In the June 1999, Bellingham, Washington, pipeline accident, the pipeline operator reported that the computer systems became unresponsive because of inadequate computing capacity during the time frame that the rupture occurred. Controllers did not recognize that the pipeline had ruptured and restarted the pipeline. About an hour after the rupture, controllers shut down the pipeline.
In the January 2000, Winchester, Kentucky pipeline accident, the controller shut down the pipeline about two hours after the rupture.
In the March 2000, Greenville, Texas pipeline accident, at the time of the rupture, a pump automatically shut down. The controller didn't recognize the reason for the shutdown and started another pump in an attempt at keeping the line running.
In the April 2000, pipeline accident near the Chalk Point Electric Power Generating Station in Maryland, the pipeline operated for over one hour after the first indication of an abnormal operation. Metering instruments for monitoring the pipeline were not functioning during a maintenance operation that was ongoing at the time.

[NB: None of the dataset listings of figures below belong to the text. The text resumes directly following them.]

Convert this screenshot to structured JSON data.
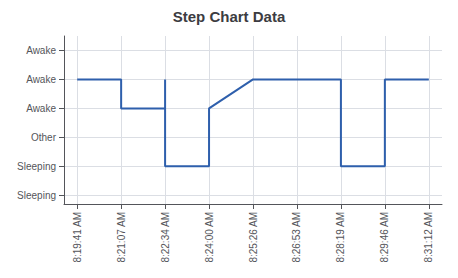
{
  "chart_data": {
    "type": "line",
    "title": "Step Chart Data",
    "x": [
      0,
      1,
      1,
      2,
      2,
      2,
      3,
      3,
      4,
      6,
      6,
      7,
      7,
      8
    ],
    "values": [
      4,
      4,
      3,
      3,
      4,
      1,
      1,
      3,
      4,
      4,
      1,
      1,
      4,
      4
    ],
    "color": "#2E5FAC",
    "xlim": [
      -0.3,
      8.3
    ],
    "xticks": [
      {
        "value": 0,
        "label": "8:19:41 AM"
      },
      {
        "value": 1,
        "label": "8:21:07 AM"
      },
      {
        "value": 2,
        "label": "8:22:34 AM"
      },
      {
        "value": 3,
        "label": "8:24:00 AM"
      },
      {
        "value": 4,
        "label": "8:25:26 AM"
      },
      {
        "value": 5,
        "label": "8:26:53 AM"
      },
      {
        "value": 6,
        "label": "8:28:19 AM"
      },
      {
        "value": 7,
        "label": "8:29:46 AM"
      },
      {
        "value": 8,
        "label": "8:31:12 AM"
      }
    ],
    "ylim": [
      -0.3,
      5.5
    ],
    "yticks": [
      {
        "value": 0,
        "label": "Sleeping"
      },
      {
        "value": 1,
        "label": "Sleeping"
      },
      {
        "value": 2,
        "label": "Other"
      },
      {
        "value": 3,
        "label": "Awake"
      },
      {
        "value": 4,
        "label": "Awake"
      },
      {
        "value": 5,
        "label": "Awake"
      }
    ],
    "grid": true
  }
}
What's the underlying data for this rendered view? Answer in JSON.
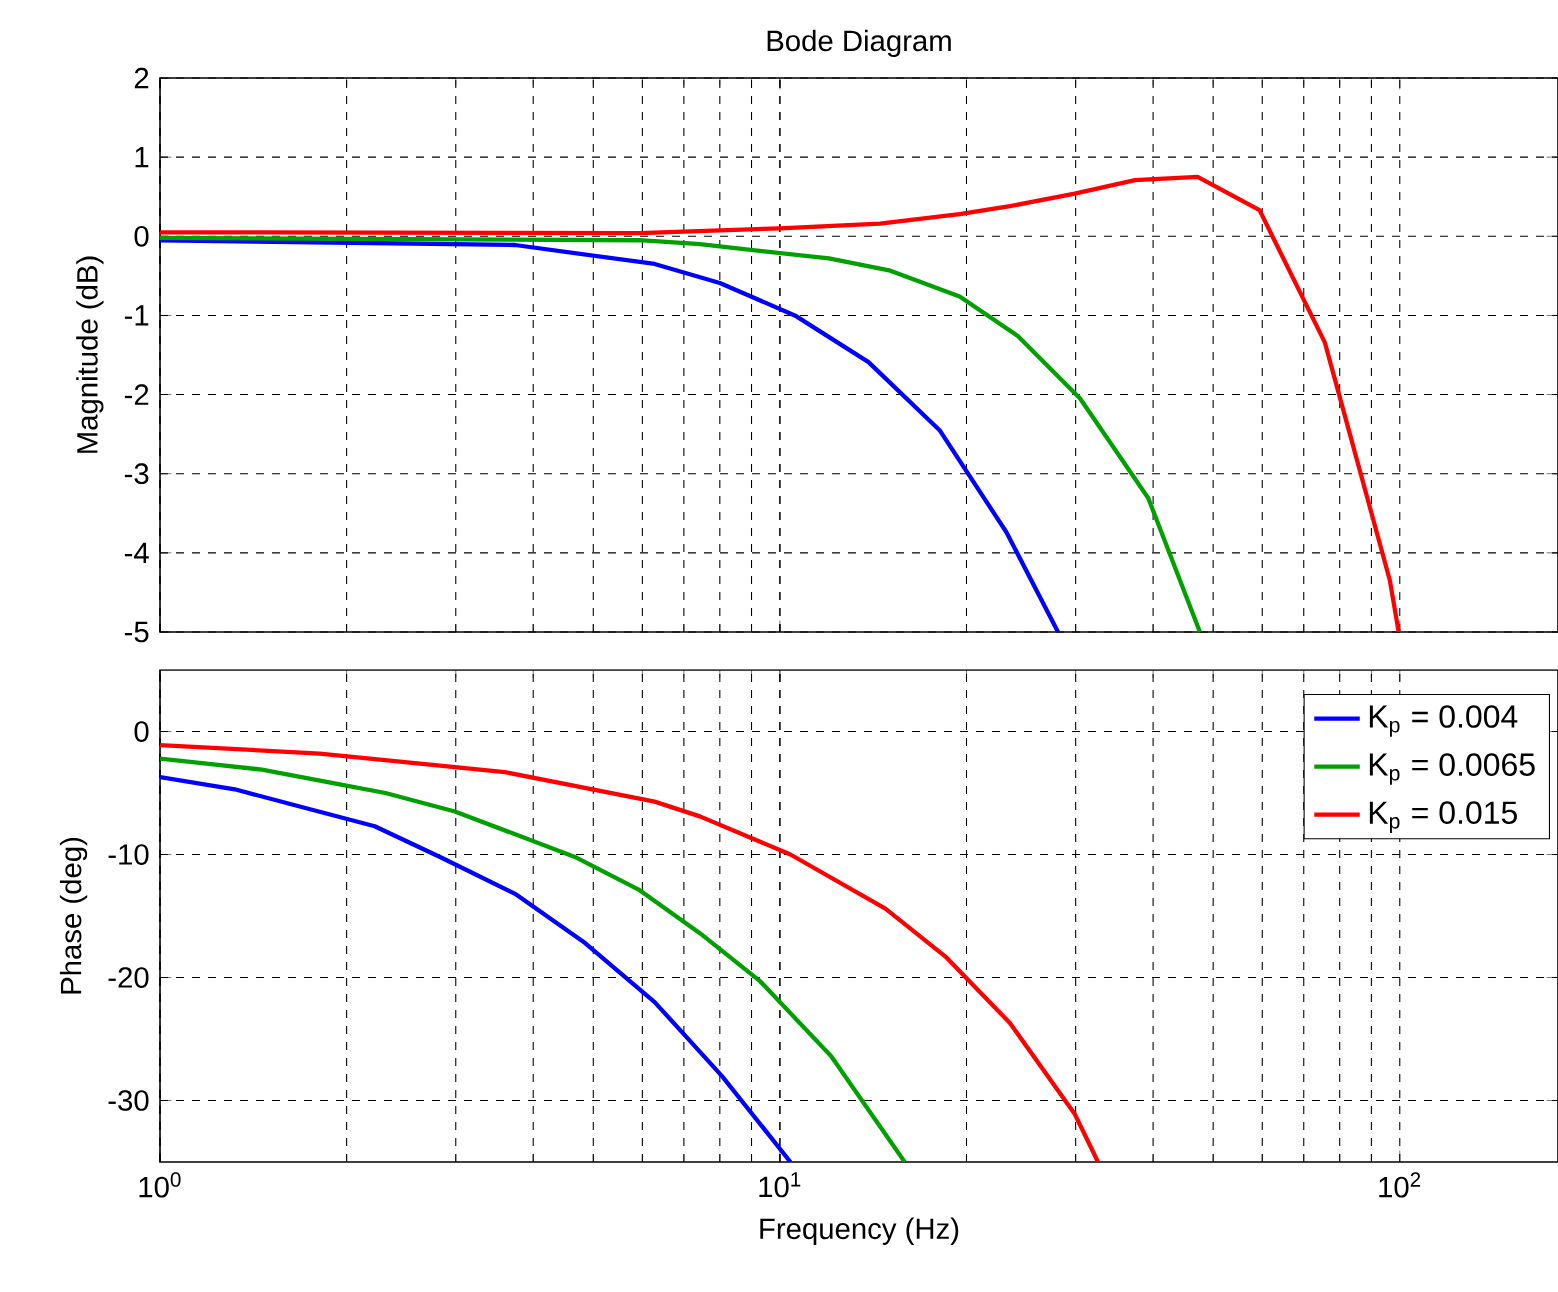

The Safety Board staff has been deluged with requests to participate on panels. With just one day devoted to each topic, we simply do not have time to include all requests and have had to make difficult choices in choosing our panelists. Therefore, we invited those that we could not include on panels to provide us with additional information for subsequent review and consideration.
For the panelists that are participating, we thank you for sharing your knowledge and experiences with us.